Transportation Industry

China Southern Chief Calls for Reforms to Aid Survival of China's Carriers in New World Order

World Airline News, May 19, 2000

China's aviation philosophy must be reformed if the country is to survive the competition generated by its entry into the World Trade Organization (WTO), warned China Southern Airlines President Yan Zhiqing last month in Beijing.

Despite accentuating core issues - ranging from a desperate need to upgrade and expand fleets and the immediate introduction of modern business practices to a revision of established socio-economic factors including the reduction of state control - China Southern's president sees reform not only as a survival technique, but as a key element in establishing China at the forefront of aviation development.

"Great business potential (will) arise from the anticipated development of the Chinese aviation industry," said Yan during an address to the World Economic Forum April 16-18. "China must not follow but set the international standard in marketing expertise and international public relations and communications."

China's Industry Hindered

Several aspects have been targeted by Yan to aid the development of Chinese aviation. He warns that the Chinese government (under the auspices of the Civil Aviation Authority of China (CAAC) - the majority owner and policy enforcer of the country's aviation industry) must realize that current capacity control is insufficient for the expected boom. "The present government control over increasing aircraft capacity is to mold the national carriers to current market situations. However, with increases in market demands and production expansions, it is necessary for Chinese carriers to renew and expand their fleets," explained Yan.

But this argument, however valid, will be difficult to implement. Commentators point to the heavy-handed control of the government authority, and the lengthy bureaucratic process that has evolved under Chinese communism. Limitations, some self-imposed, have limited fleet growth and are expected to hinder all three major international carriers - Air China, China Eastern Airlines and China Southern - in sustaining a coherent defense against Western competition.

There is one avenue, little explored by the Chinese government, that could assist national carriers' defense, according to Yan - a revision of foreign ownership rules. "At present the state-owned economic sector contains a very large proportion of the Chinese aviation industry. This, to some degree, leads to the inability of other economic sectors to play a positive role in the aviation development of the country."

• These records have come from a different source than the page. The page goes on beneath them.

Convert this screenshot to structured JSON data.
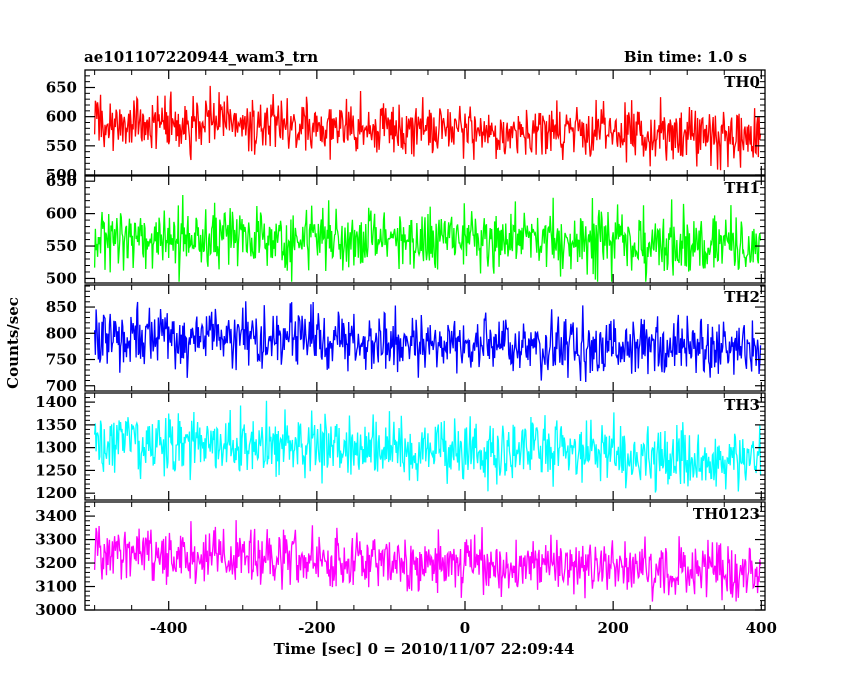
{
  "chart_data": {
    "type": "line",
    "title_left": "ae101107220944_wam3_trn",
    "title_right": "Bin time: 1.0 s",
    "xlabel": "Time [sec] 0 = 2010/11/07 22:09:44",
    "ylabel": "Counts/sec",
    "xlim": [
      -513,
      405
    ],
    "xticks": [
      -400,
      -200,
      0,
      200,
      400
    ],
    "x_range": [
      -500,
      399
    ],
    "bin_time": 1.0,
    "panels": [
      {
        "name": "TH0",
        "color": "#ff0000",
        "ylim": [
          500,
          680
        ],
        "yticks": [
          500,
          550,
          600,
          650
        ],
        "level_start": 590,
        "level_end": 568,
        "noise": 24,
        "min": 500,
        "max": 680
      },
      {
        "name": "TH1",
        "color": "#00ff00",
        "ylim": [
          493,
          658
        ],
        "yticks": [
          500,
          550,
          600,
          650
        ],
        "level_start": 563,
        "level_end": 552,
        "noise": 24,
        "min": 495,
        "max": 657
      },
      {
        "name": "TH2",
        "color": "#0000ff",
        "ylim": [
          690,
          892
        ],
        "yticks": [
          700,
          750,
          800,
          850
        ],
        "level_start": 795,
        "level_end": 768,
        "noise": 28,
        "min": 692,
        "max": 890
      },
      {
        "name": "TH3",
        "color": "#00ffff",
        "ylim": [
          1185,
          1420
        ],
        "yticks": [
          1200,
          1250,
          1300,
          1350,
          1400
        ],
        "level_start": 1315,
        "level_end": 1278,
        "noise": 35,
        "min": 1188,
        "max": 1410
      },
      {
        "name": "TH0123",
        "color": "#ff00ff",
        "ylim": [
          3000,
          3460
        ],
        "yticks": [
          3000,
          3100,
          3200,
          3300,
          3400
        ],
        "level_start": 3250,
        "level_end": 3155,
        "noise": 60,
        "min": 3000,
        "max": 3455
      }
    ]
  }
}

He added: "Since 1985, China's airlines have been developing themselves with loans instead of with government investment. The asset-liability ratios of most carriers are more than 80 percent. This heavy debt burden hinders the advancement of aviation companies. Civil aviation is a capital-intensive industry. Its progress demands large capital investments that cannot be adequately provided by itself or the government."

Yan has experienced the benefit of foreign investment and secondary markets. His airline is the only Chinese carrier listed on the New York Stock Exchange, where 34.8 percent of the company (1.2 percent below the 35 percent foreign ownership ceiling) is traded - a significant factor in the airline's ability to dominate the domestic market (at 24.8 percent almost twice the closest competitor, China Eastern, which commands 14.1 percent) and develop one of the world's youngest fleets (on average 5.3 years, according to airline statistics). The airline's total share capital, including the state-owned 65.2 percent, is RMB 3,374 million (US$414 million).

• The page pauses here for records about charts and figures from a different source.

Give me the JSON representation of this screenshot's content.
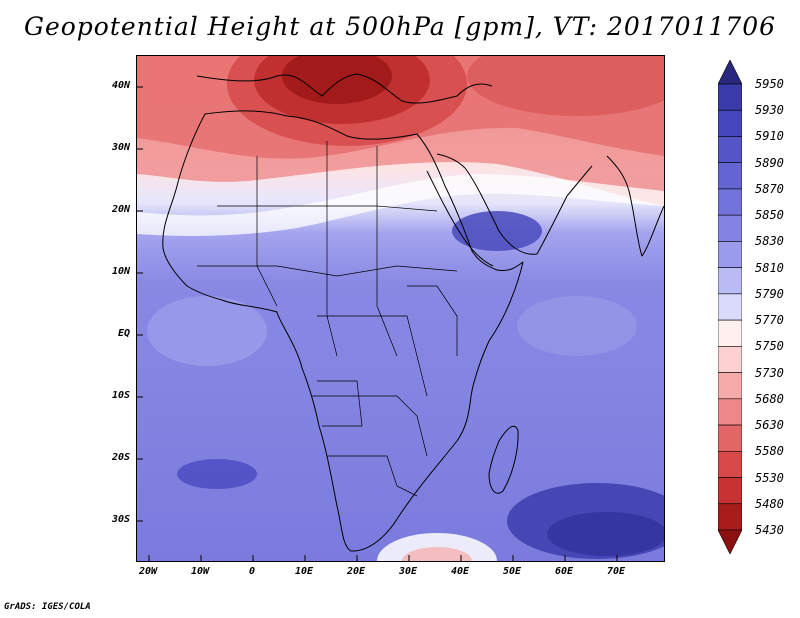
{
  "title": "Geopotential Height at 500hPa [gpm], VT: 2017011706",
  "footer": "GrADS: IGES/COLA",
  "map": {
    "lat_labels": [
      "40N",
      "30N",
      "20N",
      "10N",
      "EQ",
      "10S",
      "20S",
      "30S"
    ],
    "lon_labels": [
      "20W",
      "10W",
      "0",
      "10E",
      "20E",
      "30E",
      "40E",
      "50E",
      "60E",
      "70E"
    ],
    "extent": {
      "lon_min": -22,
      "lon_max": 80,
      "lat_min": -37,
      "lat_max": 45
    }
  },
  "colorbar": {
    "levels": [
      "5950",
      "5930",
      "5910",
      "5890",
      "5870",
      "5850",
      "5830",
      "5810",
      "5790",
      "5770",
      "5750",
      "5730",
      "5680",
      "5630",
      "5580",
      "5530",
      "5480",
      "5430"
    ],
    "colors": [
      "#28287e",
      "#3a3aa8",
      "#4646be",
      "#5555c8",
      "#6464d2",
      "#7373dc",
      "#8383e4",
      "#9b9bec",
      "#babaf4",
      "#dadafa",
      "#fff0f0",
      "#fcd0d0",
      "#f5aaaa",
      "#ee8888",
      "#e26666",
      "#d84848",
      "#c83232",
      "#a81c1c",
      "#8c1010"
    ]
  }
}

But this freedom from state control is insufficient and must be relaxed further, said Yan, although he would not go as far as to advise the state to relinquish control. "China Southern may further lower its (undisclosed) assetliability ratio and improve its competitiveness, if foreign investment limits were raised - provided that the state owns the majority of shares," he said.

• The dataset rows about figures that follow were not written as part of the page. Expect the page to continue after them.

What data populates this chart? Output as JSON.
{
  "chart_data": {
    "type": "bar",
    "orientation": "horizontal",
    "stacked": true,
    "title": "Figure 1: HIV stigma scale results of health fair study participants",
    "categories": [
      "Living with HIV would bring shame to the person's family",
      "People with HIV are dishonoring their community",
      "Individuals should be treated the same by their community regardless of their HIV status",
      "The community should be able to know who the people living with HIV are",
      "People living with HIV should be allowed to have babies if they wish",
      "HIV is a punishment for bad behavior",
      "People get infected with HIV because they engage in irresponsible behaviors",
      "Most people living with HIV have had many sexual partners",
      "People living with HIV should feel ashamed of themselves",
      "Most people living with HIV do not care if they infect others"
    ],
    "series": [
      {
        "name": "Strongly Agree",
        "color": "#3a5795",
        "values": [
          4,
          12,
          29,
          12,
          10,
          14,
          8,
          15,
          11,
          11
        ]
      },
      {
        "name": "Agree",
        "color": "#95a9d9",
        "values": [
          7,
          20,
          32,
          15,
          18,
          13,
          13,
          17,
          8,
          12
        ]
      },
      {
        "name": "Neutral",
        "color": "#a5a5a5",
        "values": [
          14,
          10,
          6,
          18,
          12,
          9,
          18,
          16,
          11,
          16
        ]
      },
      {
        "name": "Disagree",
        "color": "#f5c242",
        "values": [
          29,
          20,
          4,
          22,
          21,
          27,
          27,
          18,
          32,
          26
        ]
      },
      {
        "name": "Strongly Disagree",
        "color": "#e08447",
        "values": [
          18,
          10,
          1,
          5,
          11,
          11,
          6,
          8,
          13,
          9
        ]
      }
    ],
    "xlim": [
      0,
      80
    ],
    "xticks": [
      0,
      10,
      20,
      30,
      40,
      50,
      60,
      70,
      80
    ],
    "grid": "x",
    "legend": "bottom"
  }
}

"It is necessary for the industry to establish a multiple capital structure and absorb foreign capital. This will help to solve the problem of inadequate investment facing the industry. More importantly, it will push forward the reform in managerial mechanisms, which will improve the management and profitability of the enterprises."

Foreign Expertise Required

But Yan did not stop at advising the degeneration, however gradual, of state control- next was the opening of company management dogma to foreigner influence. "In order to prepare for the keen global competition after China joins the WTO, it is a pressing task for Chinese airlines to upgrade its management and have well-qualified and internationally seasoned managerial personnel," he exhorted.

Again, Yan based his opinions on hard earned experience as head of China's leading airline. He explained that after the 1987 disintegration of China's monopolistic aviation industry, China Southern's management lacked the knowledge necessary to compete in a market-driven environment. "During the transformation of China from a planned economic system to a market economic system, with socialist characteristics, the Chinese airlines, not experienced in running as an independent organization, lagged quite far behind their counterparts in Europe and the United States in management expertise," Yan said.